No one can answer the question of why Beric is so special, why he gets to come back to life every time Thoros asks when better men have simply stayed dead. “Just my luck I end up with a band of fire worshippers,” the Hound grumbles. But when he stares directly into his greatest fear and sees ice, one thing becomes clear: the Lord of Light works in mysterious ways. It’s a small atonement to give the corpses in the corner a proper burial (*cough* Gravedigger *cough*), but nonetheless significant. The world of this show can be awful and cruel. But the mini-arcs of redemption — Clegane, Theon, even Melisandre — are what I find most rewarding.
Far to the south, away from all the rest of the week’s action, Samwell Tarly is having a miserable time. Sure, he gets to work in the dopest library in Westeros, but the drudgery of sorting and filing — not to mention serving food to the old Maesters and later emptying their bedpans, a similarity in material that Podeswa is only too gleeful to highlight — is starting to drive him a bit mad. Worst of all, everything he needs to help Jon is locked away in the Restricted Section. He tries to get help from Professor Slughorn Archmaester Ebrose, but no dice. The man dries the organs off his hands and shrugs off Sam’s White Walker story. Not that he doubts it happened — Sam seems honest enough — but that it actually matters. Men, he says, have always thought the end was coming. But dynasties come and go, and winter never lasts forever. (Who cares about the broken ice shelf the size of Delaware, the planet’s climate is just on a cycle!) He even leans into the camera for good measure: “The wall has stood through it all.” Hmm. You guys might want to put a pin in that, because I don’t think Benioff and Weiss could foreshadow that any harder.
Sam’s already an experienced thief, however, and doesn’t have any qualms about lifting one of his charges’ keys to acquire some fresh information. What he finds — seemingly immediately! — should come as no great surprise, but it certainly sets the ball rolling on the rest of the season: Ohhh, the realm’s largest supply of dragonglass is in Dragonstone? Imagine that! Later, the owner of a certain grayscaled arm asks the question on everyone’s lips: “Has she come yet? The Dragon Queen?”
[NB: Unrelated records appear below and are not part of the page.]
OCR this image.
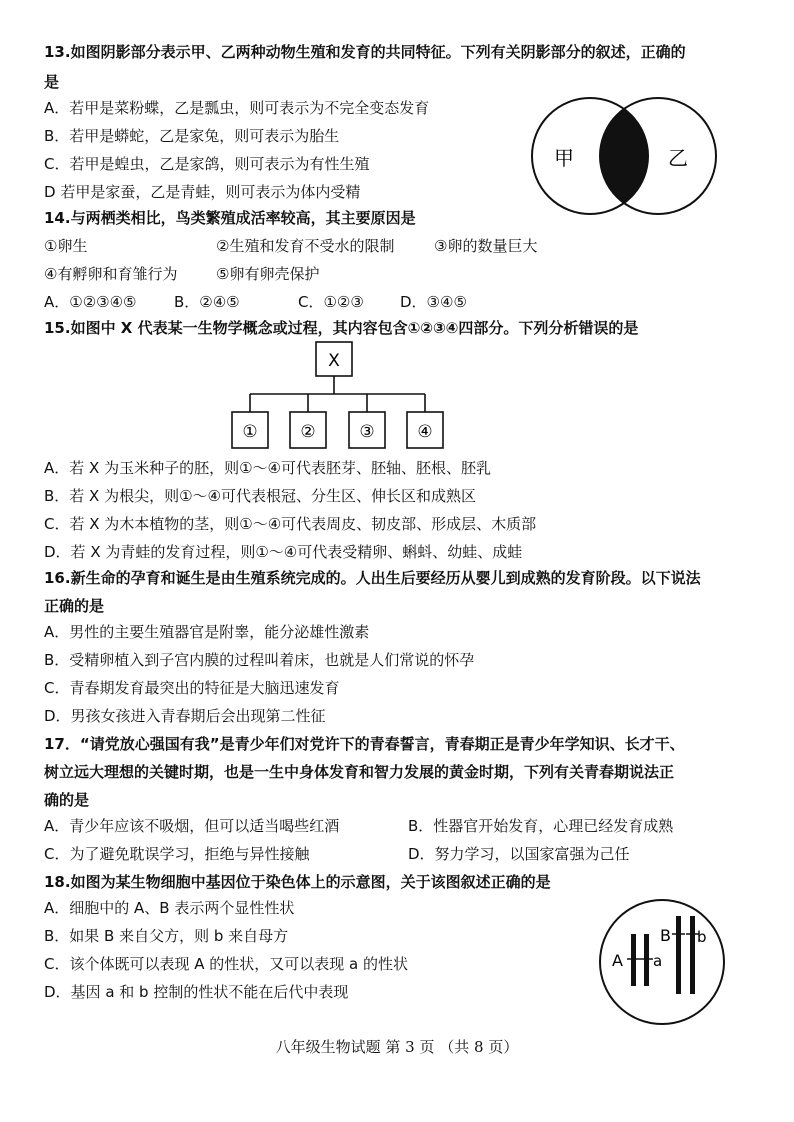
13.如图阴影部分表示甲、乙两种动物生殖和发育的共同特征。下列有关阴影部分的叙述，正确的
是
A．若甲是菜粉蝶，乙是瓢虫，则可表示为不完全变态发育
B．若甲是蟒蛇，乙是家兔，则可表示为胎生
C．若甲是蝗虫，乙是家鸽，则可表示为有性生殖
D 若甲是家蚕，乙是青蛙，则可表示为体内受精
甲	乙
14.与两栖类相比，鸟类繁殖成活率较高，其主要原因是
①卵生	②生殖和发育不受水的限制	③卵的数量巨大
④有孵卵和育雏行为	⑤卵有卵壳保护
A．①②③④⑤	B．②④⑤	C．①②③ D．③④⑤
15.如图中 X 代表某一生物学概念或过程，其内容包含①②③④四部分。下列分析错误的是
X
①	②	③	④
A．若 X 为玉米种子的胚，则①～④可代表胚芽、胚轴、胚根、胚乳
B．若 X 为根尖，则①～④可代表根冠、分生区、伸长区和成熟区
C．若 X 为木本植物的茎，则①～④可代表周皮、韧皮部、形成层、木质部
D．若 X 为青蛙的发育过程，则①～④可代表受精卵、蝌蚪、幼蛙、成蛙
16.新生命的孕育和诞生是由生殖系统完成的。人出生后要经历从婴儿到成熟的发育阶段。以下说法
正确的是
A．男性的主要生殖器官是附睾，能分泌雄性激素
B．受精卵植入到子宫内膜的过程叫着床，也就是人们常说的怀孕
C．青春期发育最突出的特征是大脑迅速发育
D．男孩女孩进入青春期后会出现第二性征
17．“请党放心强国有我”是青少年们对党许下的青春誓言，青春期正是青少年学知识、长才干、
树立远大理想的关键时期，也是一生中身体发育和智力发展的黄金时期，下列有关青春期说法正
确的是
A．青少年应该不吸烟，但可以适当喝些红酒	B．性器官开始发育，心理已经发育成熟
C．为了避免耽误学习，拒绝与异性接触	D．努力学习，以国家富强为己任
18.如图为某生物细胞中基因位于染色体上的示意图，关于该图叙述正确的是
A．细胞中的 A、B 表示两个显性性状
B．如果 B 来自父方，则 b 来自母方
C．该个体既可以表现 A 的性状，又可以表现 a 的性状
D．基因 a 和 b 控制的性状不能在后代中表现
A a
B b
八年级生物试题 第 3 页 （共 8 页）
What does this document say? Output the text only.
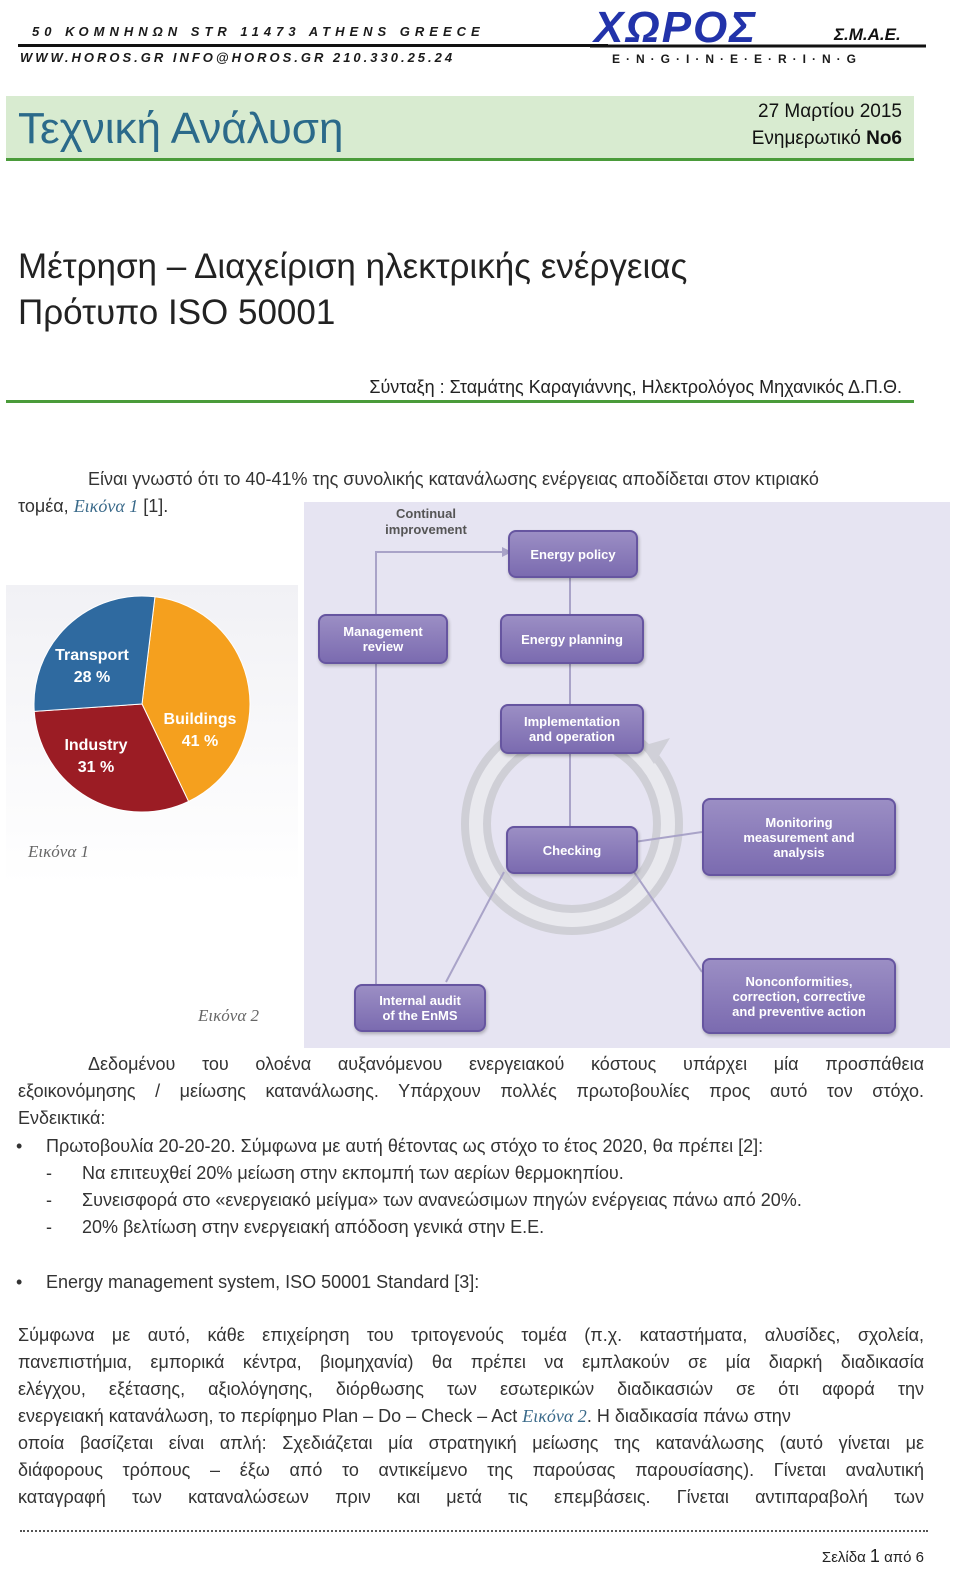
50 ΚΟΜΝΗΝΩΝ STR 11473 ATHENS GREECE
WWW.HOROS.GR INFO@HOROS.GR 210.330.25.24
ΧΩΡΟΣ	Σ.Μ.Α.Ε.
E·N·G·I·N·E·E·R·I·N·G
Τεχνική Ανάλυση	27 Μαρτίου 2015
Ενημερωτικό Νο6
Μέτρηση – Διαχείριση ηλεκτρικής ενέργειας
Πρότυπο ISO 50001
Σύνταξη : Σταμάτης Καραγιάννης, Ηλεκτρολόγος Μηχανικός Δ.Π.Θ.
Είναι γνωστό ότι το 40-41% της συνολικής κατανάλωσης ενέργειας αποδίδεται στον κτιριακό
τομέα, Εικόνα 1 [1].
Buildings
41 %
Industry
31 %
Transport
28 %
Εικόνα 1
Continual
improvement
Energy policy
Energy planning
Management
review
Implementation
and operation
Checking
Monitoring
measurement and
analysis
Internal audit
of the EnMS
Nonconformities,
correction, corrective
and preventive action
Εικόνα 2
Δεδομένου του ολοένα αυξανόμενου ενεργειακού κόστους υπάρχει μία προσπάθεια
εξοικονόμησης / μείωσης κατανάλωσης. Υπάρχουν πολλές πρωτοβουλίες προς αυτό τον στόχο.
Ενδεικτικά:
• Πρωτοβουλία 20-20-20. Σύμφωνα με αυτή θέτοντας ως στόχο το έτος 2020, θα πρέπει [2]:
- Να επιτευχθεί 20% μείωση στην εκπομπή των αερίων θερμοκηπίου.
- Συνεισφορά στο «ενεργειακό μείγμα» των ανανεώσιμων πηγών ενέργειας πάνω από 20%.
- 20% βελτίωση στην ενεργειακή απόδοση γενικά στην Ε.Ε.
• Energy management system, ISO 50001 Standard [3]:
Σύμφωνα με αυτό, κάθε επιχείρηση του τριτογενούς τομέα (π.χ. καταστήματα, αλυσίδες, σχολεία,
πανεπιστήμια, εμπορικά κέντρα, βιομηχανία) θα πρέπει να εμπλακούν σε μία διαρκή διαδικασία
ελέγχου, εξέτασης, αξιολόγησης, διόρθωσης των εσωτερικών διαδικασιών σε ότι αφορά την
ενεργειακή κατανάλωση, το περίφημο Plan – Do – Check – Act Εικόνα 2. Η διαδικασία πάνω στην
οποία βασίζεται είναι απλή: Σχεδιάζεται μία στρατηγική μείωσης της κατανάλωσης (αυτό γίνεται με
διάφορους τρόπους – έξω από το αντικείμενο της παρούσας παρουσίασης). Γίνεται αναλυτική
καταγραφή των καταναλώσεων πριν και μετά τις επεμβάσεις. Γίνεται αντιπαραβολή των
Σελίδα 1 από 6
There’s more than just obsidian in Dragonstone, of course. It’s got big carved dragon heads, stunning views of the sea, remnants of Baratheon heraldry — quite the page on Realtor.com. But no people, at least until Dany sets foot on the shore of Westeros for the first time since she was a little girl. The final sequence of the episode, the one that gives it its name, plays out without a word of dialogue until the final moment; the camera simply lingers on the sand, the landscape, the castle, the empty hallways, and Daenerys, taking it all in. Ramin Djawadi’s score thunders as she touches down on the land of her birth, crescendoing again as she caresses the Stannis Memorial Sexytime Painted Table. She’s waited her entire life for this moment. We’ve waited seven years. We’ve all been through a lot. “Shall we begin?” I thought you’d never ask!